In den Augen von Anneliese Schimmelpfennig (65) schimmert es feucht. Sie trauert um die Ulmen in der Mitte der Leopoldstraße. Seit gestern werden die Bäume gefällt, um Platz für die neue Tramlinie 23 zur Parkstadt Schwabing zu schaffen.

„Vor Jahren haben an heißen Tagen alte Frauen jeden Tag die Ulmen gegosssen – jetzt werden sie einfach umgelegt.“ Die Schwabingerin demonstriert mit zehn weiteren Anwohnern auf dem Mittelstreifen. 200 Meter weiter dröhnen schon die Motorsägen.

Die Gegner der Fäll-Aktion haben Transparente und Plakate mitgebracht. Ein Zitat des Dichters Günter Eich steht darauf: „Wer möchte leben ohne den Trost der Bäume?“ Organisiert hat den Bürgerprotest die Kinderärztin Claudia Kugler. Ihre Praxis ist gleich in der Nähe. „Die Bäume sind wichtig“, sagt sie. „Die Stadt ist doch sowieso schon grau genug.“ Spontan hat die Ärztin Freunde und Nachbarn zusammengerufen, um ihren Ärger kundzutun. Auch eine Unterschriftenliste hat sie dabei: 140 Namen in nur drei Stunden hat sie gesammelt – weil ihr die rund 60 Jahre alten Ulmen am Herzen liegen. Wehmütig ist auch Anneliese Schimmelpfennig: „Ich bin vor 16 Jahren wegen der schönen Bäume hergezogen.“ Die zwitschernden Vögel, die in den Kronen nisten, der Schatten, den die aufragenden Ulmen werfen – das wird die 65-Jährige vermissen.

Kahlschlag auf der Leopoldstraße

Gut 200 Meter weiter übertönen Motorsägen den Verkehr. Dort sind Arbeiter schon dabei, die Ulmen umzulegen. Von der Krone arbeiten sich die Männer mit Hebebühnen oder am Seil an den Bäumen nach unten. Stück für Stück werden die Bäume abgeschnitten. Bis noch ein nackter Stumpf steht, der mit einem Bagger berausgerissen wird.
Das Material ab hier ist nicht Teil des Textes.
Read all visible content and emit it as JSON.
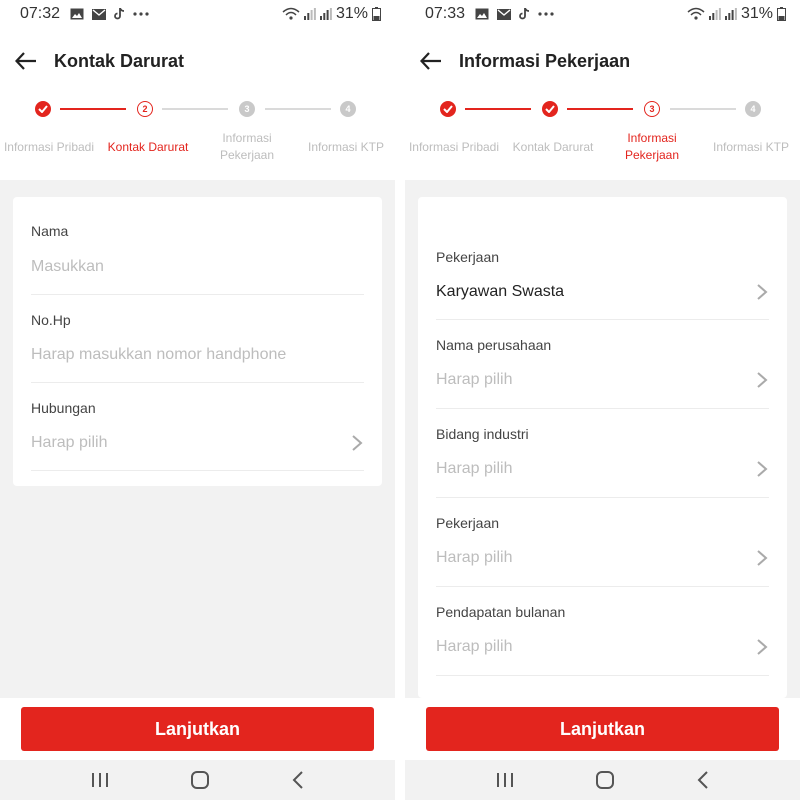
{
  "left": {
    "status": {
      "time": "07:32",
      "battery": "31%"
    },
    "title": "Kontak Darurat",
    "steps": [
      {
        "num": "",
        "label": "Informasi Pribadi",
        "state": "done"
      },
      {
        "num": "2",
        "label": "Kontak Darurat",
        "state": "active"
      },
      {
        "num": "3",
        "label": "Informasi Pekerjaan",
        "state": "pending"
      },
      {
        "num": "4",
        "label": "Informasi KTP",
        "state": "pending"
      }
    ],
    "fields": [
      {
        "label": "Nama",
        "placeholder": "Masukkan",
        "has_chevron": false
      },
      {
        "label": "No.Hp",
        "placeholder": "Harap masukkan nomor handphone",
        "has_chevron": false
      },
      {
        "label": "Hubungan",
        "placeholder": "Harap pilih",
        "has_chevron": true
      }
    ],
    "button": "Lanjutkan"
  },
  "right": {
    "status": {
      "time": "07:33",
      "battery": "31%"
    },
    "title": "Informasi Pekerjaan",
    "steps": [
      {
        "num": "",
        "label": "Informasi Pribadi",
        "state": "done"
      },
      {
        "num": "",
        "label": "Kontak Darurat",
        "state": "done"
      },
      {
        "num": "3",
        "label": "Informasi Pekerjaan",
        "state": "active"
      },
      {
        "num": "4",
        "label": "Informasi KTP",
        "state": "pending"
      }
    ],
    "fields": [
      {
        "label": "Pekerjaan",
        "value": "Karyawan Swasta",
        "has_chevron": true
      },
      {
        "label": "Nama perusahaan",
        "placeholder": "Harap pilih",
        "has_chevron": true
      },
      {
        "label": "Bidang industri",
        "placeholder": "Harap pilih",
        "has_chevron": true
      },
      {
        "label": "Pekerjaan",
        "placeholder": "Harap pilih",
        "has_chevron": true
      },
      {
        "label": "Pendapatan bulanan",
        "placeholder": "Harap pilih",
        "has_chevron": true
      }
    ],
    "button": "Lanjutkan"
  },
  "colors": {
    "accent": "#e3251e",
    "pending": "#c9c9c9",
    "placeholder": "#bdbdbd"
  },
  "icons": {
    "status_left": [
      "gallery-icon",
      "mail-icon",
      "tiktok-icon",
      "more-icon"
    ],
    "status_right": [
      "wifi-icon",
      "signal-icon",
      "signal-icon",
      "battery-icon"
    ],
    "nav": [
      "recent-apps-icon",
      "home-icon",
      "back-nav-icon"
    ]
  }
}
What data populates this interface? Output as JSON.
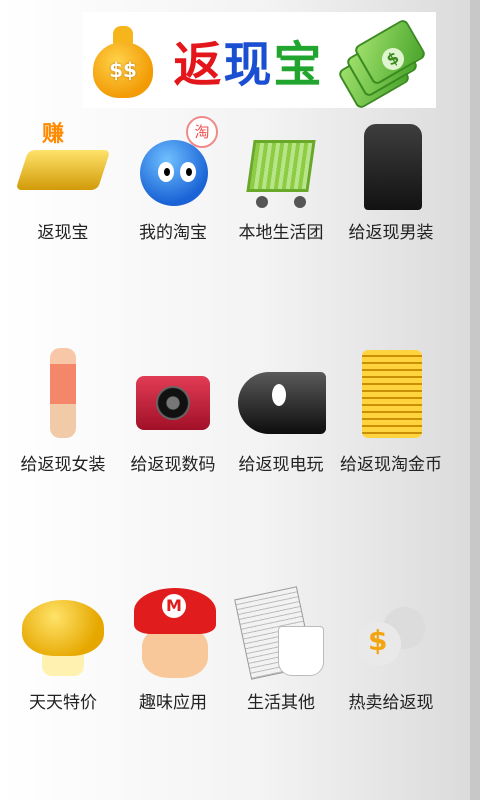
{
  "banner": {
    "title_part1": "返",
    "title_part2": "现",
    "title_part3": "宝",
    "bag_symbol": "$$",
    "cash_symbol": "$"
  },
  "badges": {
    "earn": "赚",
    "taobao": "淘",
    "mario_letter": "M",
    "money_sign": "$"
  },
  "items": [
    {
      "label": "返现宝",
      "icon": "gold-bar-icon"
    },
    {
      "label": "我的淘宝",
      "icon": "taobao-mascot-icon"
    },
    {
      "label": "本地生活团",
      "icon": "shopping-cart-icon"
    },
    {
      "label": "给返现男装",
      "icon": "men-coat-icon"
    },
    {
      "label": "给返现女装",
      "icon": "women-fashion-icon"
    },
    {
      "label": "给返现数码",
      "icon": "camera-icon"
    },
    {
      "label": "给返现电玩",
      "icon": "bullet-bill-icon"
    },
    {
      "label": "给返现淘金币",
      "icon": "gold-coins-icon"
    },
    {
      "label": "天天特价",
      "icon": "golden-mushroom-icon"
    },
    {
      "label": "趣味应用",
      "icon": "mario-icon"
    },
    {
      "label": "生活其他",
      "icon": "newspaper-coffee-icon"
    },
    {
      "label": "热卖给返现",
      "icon": "money-bags-icon"
    }
  ],
  "colors": {
    "title_red": "#e3161c",
    "title_blue": "#1b4fd1",
    "title_green": "#21a52f"
  }
}
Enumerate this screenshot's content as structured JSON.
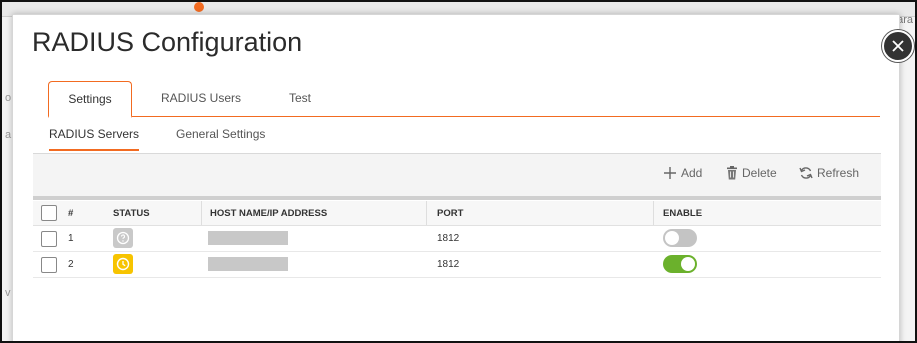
{
  "background": {
    "right_text": "ara",
    "left_chars": [
      "o",
      "a",
      "v"
    ]
  },
  "modal": {
    "title": "RADIUS Configuration"
  },
  "tabs": [
    {
      "label": "Settings",
      "active": true
    },
    {
      "label": "RADIUS Users",
      "active": false
    },
    {
      "label": "Test",
      "active": false
    }
  ],
  "subtabs": [
    {
      "label": "RADIUS Servers",
      "active": true
    },
    {
      "label": "General Settings",
      "active": false
    }
  ],
  "toolbar": {
    "add_label": "Add",
    "delete_label": "Delete",
    "refresh_label": "Refresh"
  },
  "table": {
    "headers": {
      "num": "#",
      "status": "STATUS",
      "host": "HOST NAME/IP ADDRESS",
      "port": "PORT",
      "enable": "ENABLE"
    },
    "rows": [
      {
        "num": "1",
        "status_icon": "question-icon",
        "status_color": "#c9c9c9",
        "port": "1812",
        "enabled": false
      },
      {
        "num": "2",
        "status_icon": "clock-icon",
        "status_color": "#f7c400",
        "port": "1812",
        "enabled": true
      }
    ]
  },
  "colors": {
    "accent": "#f26b21",
    "toggle_on": "#6bb12c",
    "toggle_off": "#c4c4c4"
  }
}
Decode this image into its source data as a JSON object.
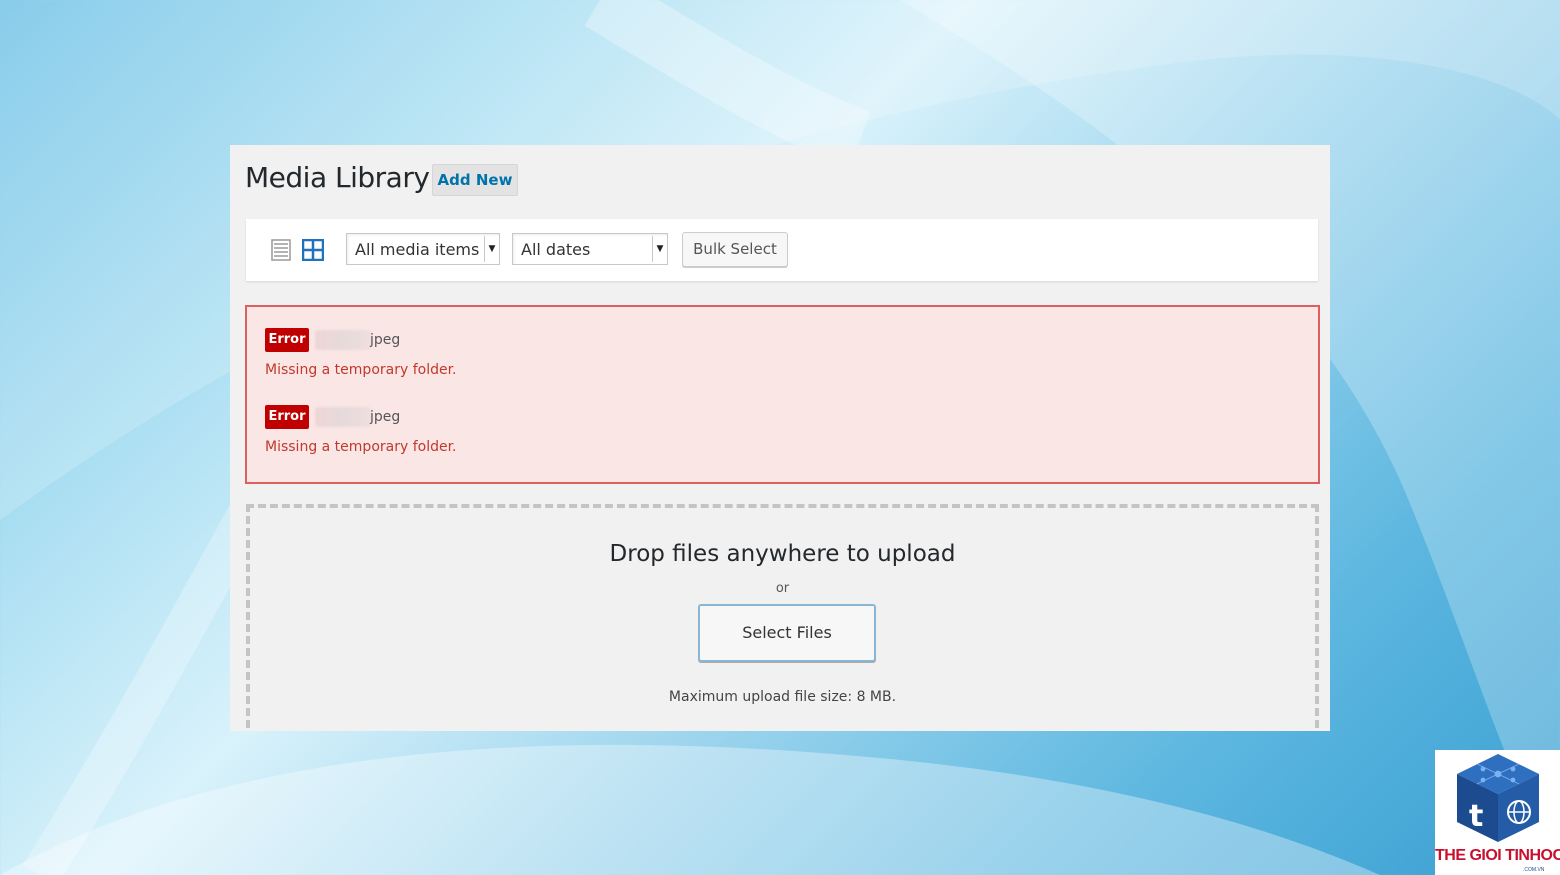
{
  "page": {
    "title": "Media Library",
    "add_new": "Add New"
  },
  "toolbar": {
    "filter_type": "All media items",
    "filter_date": "All dates",
    "bulk_select": "Bulk Select",
    "icons": [
      "list-view-icon",
      "grid-view-icon"
    ]
  },
  "errors": [
    {
      "badge": "Error",
      "file_ext": "jpeg",
      "message": "Missing a temporary folder."
    },
    {
      "badge": "Error",
      "file_ext": "jpeg",
      "message": "Missing a temporary folder."
    }
  ],
  "upload": {
    "heading": "Drop files anywhere to upload",
    "or": "or",
    "select_files": "Select Files",
    "max_size": "Maximum upload file size: 8 MB."
  },
  "watermark": {
    "text": "THE GIOI TINHOC",
    "sub": ".COM.VN"
  },
  "colors": {
    "link": "#0073aa",
    "error_badge": "#c00000",
    "error_bg": "#fbe6e6",
    "error_border": "#dc6060",
    "logo_red": "#c8102e",
    "logo_blue": "#1c4b8f"
  }
}
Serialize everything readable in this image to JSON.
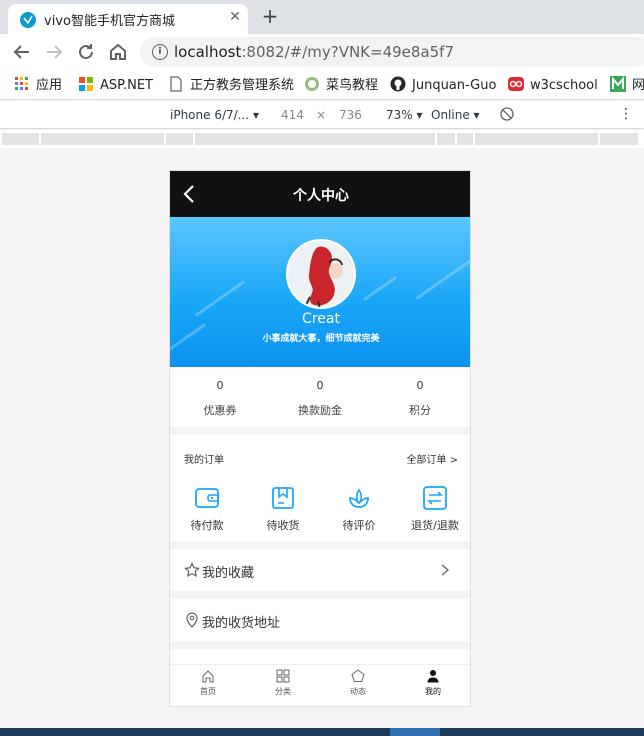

Für einen Baum brauchen sie keine zwei Stunden – 49 Ulmen müssen weg. Bald erinnern nur noch Sägespäne an sie.

Die Münchner Verkehrsgesellschaft (MVG) baut die Tramlinie, die 2009 in Betrieb gehen soll: Drei Kilometer wird die Strecke lang, sieben Haltestellen gibt’s zwischen der Münchner Freiheit und dem neuen Stadtteil. Die MVG verspricht, dass über 100 neue Bäume gepflanzt werden. Außerdem werden umfangreiche Baumaßnahmen fällig. Dazu wird die Straße an mehreren Stellen verengt. Bis zur Fertigstellung rechnet die Polizei mit einem Verkehrschaos – bei bis zu 50 000 Fahrzeugen pro Tag wird es besonders in den Stoßzeiten eng. Auch am Busbahnhof an der Münchner Freiheit rattern Presslufthämmer: Er wird ebenfalls umgebaut – für die Tram.